Visit This Japanese Destination In The Winter For Incredible Ski Adventures And More

From the thatched-roof farmhouses of Shirakawa-go to the snow and ice sculptures of the Sapporo Snow Festival, Japan offers more than one destination for a picture-perfect winter vacation. In some places, like the towering snow corridor along the Tateyama Kurobe Alpine Route, you may have a photo op that looks like winter, even when it's spring. Sapporo isn't the only city here that has served as the site of the Winter Olympics, either. Hosting the 1998 Winter Games also put the city of Nagano on the map for international skiers.

In Nagano, you can still see the Olympic Cauldron standing in the sports park outside the stadium where the opening and closing ceremonies took place. Twenty-five years later, the surrounding prefecture — also named Nagano — now lays claim to more ski resorts than any other prefecture in Japan. At Shiga Kogen, you can even ski through a UNESCO Eco Park.

TripAdvisor's 10 highest-rated ski hotels in Nagano Prefecture are all located in the village of Hakuba, which is only about an hour by bus from Nagano Station, where the bullet train stops. If you need to rest beforehand, the station has many hotels, such as Hotel JAL City. It also offers access to the historic Zenkoiji Temple, said to house Japan's first Buddha statue. Another way to reach Hakuba is via the local train from Matsumoto, where you can see the beautiful black "Crow Castle," one of only a few surviving castles in Japan that is an original, not a reconstruction.

Skiing options in Hakuba

Tucked away in Japan's Northern Alps, what makes Hakuba, like Hokkaido, such a great winter destination for skiing is the amount of fresh snow it gets (upwards of 35 feet per year). The village is at the foot of the mountains, and Happo-One, the biggest resort in Hakuba Valley, has a vertical drop of over 3,500 feet. All the way to the bottom, it's almost a 5-mile run, with the steep courses along the upper slopes being a good option for advanced skiers. The adjacent Hakuba47 also boasts a nearly 4-mile run, not to mention early snow and Hakuba's longest ski season. Both resorts have an off-piste area where expert-level Double Black Diamond Club members can ski.

Hakuba has a shuttle bus that runs between all 10 of its resorts, which makes getting around easy, too. Tsugaike and Sanosaka have been cited as two of the better resorts for beginners and families. Goryu and Iimori share a reputation as kid-friendly resorts, while Iwatake and Cortina are known, respectively, for their scenic views and powdery tree skiing.

In Hakuba, you'll also find Olympic facilities like the Snow Harp, where you can still do cross-country skiing across three different courses.
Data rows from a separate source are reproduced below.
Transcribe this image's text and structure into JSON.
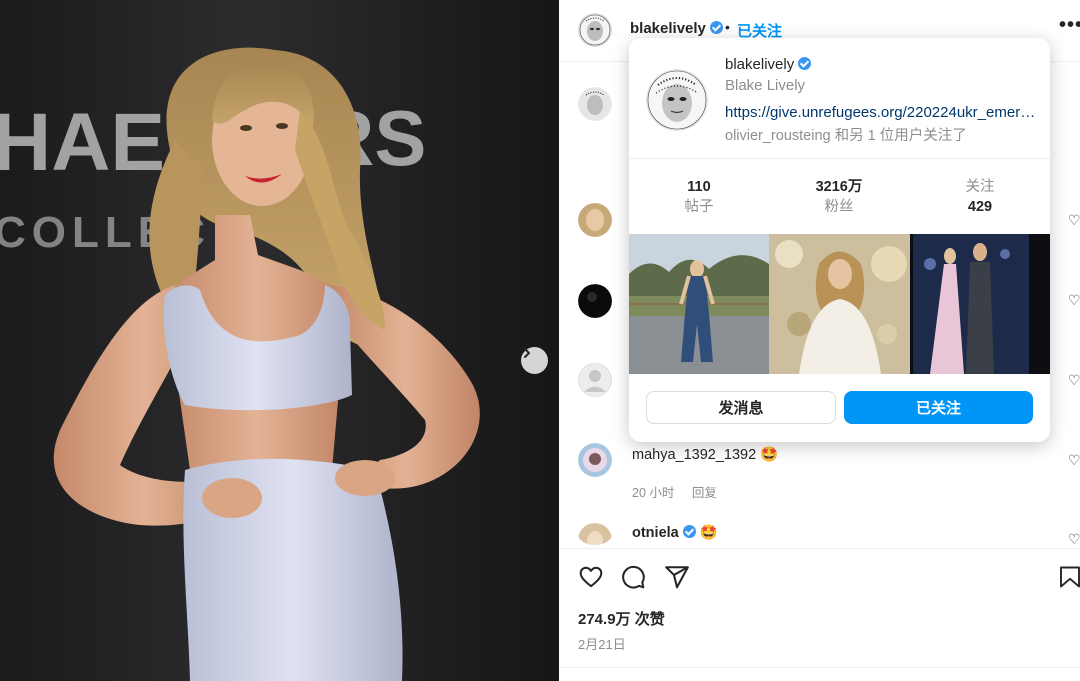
{
  "post": {
    "author": "blakelively",
    "header_follow_label": "已关注",
    "header_separator": "•",
    "more_label": "•••"
  },
  "hover_card": {
    "username": "blakelively",
    "full_name": "Blake Lively",
    "link": "https://give.unrefugees.org/220224ukr_emer…",
    "followed_by": "olivier_rousteing 和另 1 位用户关注了",
    "stats": [
      {
        "number": "110",
        "label": "帖子"
      },
      {
        "number": "3216万",
        "label": "粉丝"
      },
      {
        "number": "429",
        "label": "关注"
      }
    ],
    "message_button": "发消息",
    "following_button": "已关注"
  },
  "backdrop_text": {
    "line1": "HAEL",
    "line1b": "RS",
    "line2": "COLLEC"
  },
  "comments": [
    {
      "username": "mahya_1392_1392",
      "emoji": "🤩",
      "time": "20 小时",
      "reply": "回复"
    },
    {
      "username": "otniela",
      "emoji": "🤩"
    }
  ],
  "likes": {
    "count": "274.9万",
    "label": "次赞"
  },
  "date": "2月21日",
  "colors": {
    "accent": "#0095f6",
    "link": "#00376b",
    "verified": "#3897f0"
  }
}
Taking the lift up to the Hakuba Ski Jumping Stadium observatory allows you to view the same panorama athletes once beheld. For accommodations, The Hakuba Collection offers comfy chalets, while outside Hakuba, the Karuizawa Prince Hotel rates high with guests in overall value for Nagano ski hotels.

Nagano off the slopes

While skiing is the main draw for many visitors, there's much more to see and do in Nagano once you venture off the slopes. This includes visiting the Nagano Olympic Museum at the M-Wave arena (so named because of the unique architecture of its roof, which resembles a wave of mountains). M-Wave is where the 1998 speed skating events were held, and from October to May, its Memorial Skating Rink is open to the public. In addition to skating, you can see an exhibition of ice sculptures here and even try riding an ice resurfacer.
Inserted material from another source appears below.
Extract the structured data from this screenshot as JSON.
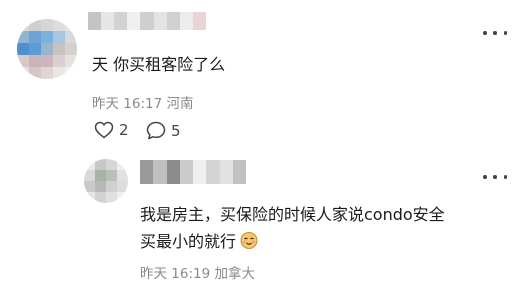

Shirahone Onsen is a hot spring town that looks as lovely in winter white as it does when the fall colors are out. Nozawa Onsen is another such town with a ski resort located above its hot spring village. It caters to English-speaking visitors and skiers of all levels and even has a synthetic course for summer skiing. Nagano is also famous for a different sort of hot spring at Jigokudani Monkey Park, where you can see wild snow monkeys (Japanese macaques) bathe communally with steam rising off the water.

If you have children and are in the city from May to November, the Kids Ninja Village theme park on Mount Togakushi will let them have fun running obstacle courses at what was once the training site for a real ninja school. The nearby forest complex of Togakushi Shrine, open year-round, has also been rated one of Nagano's top tourist attractions.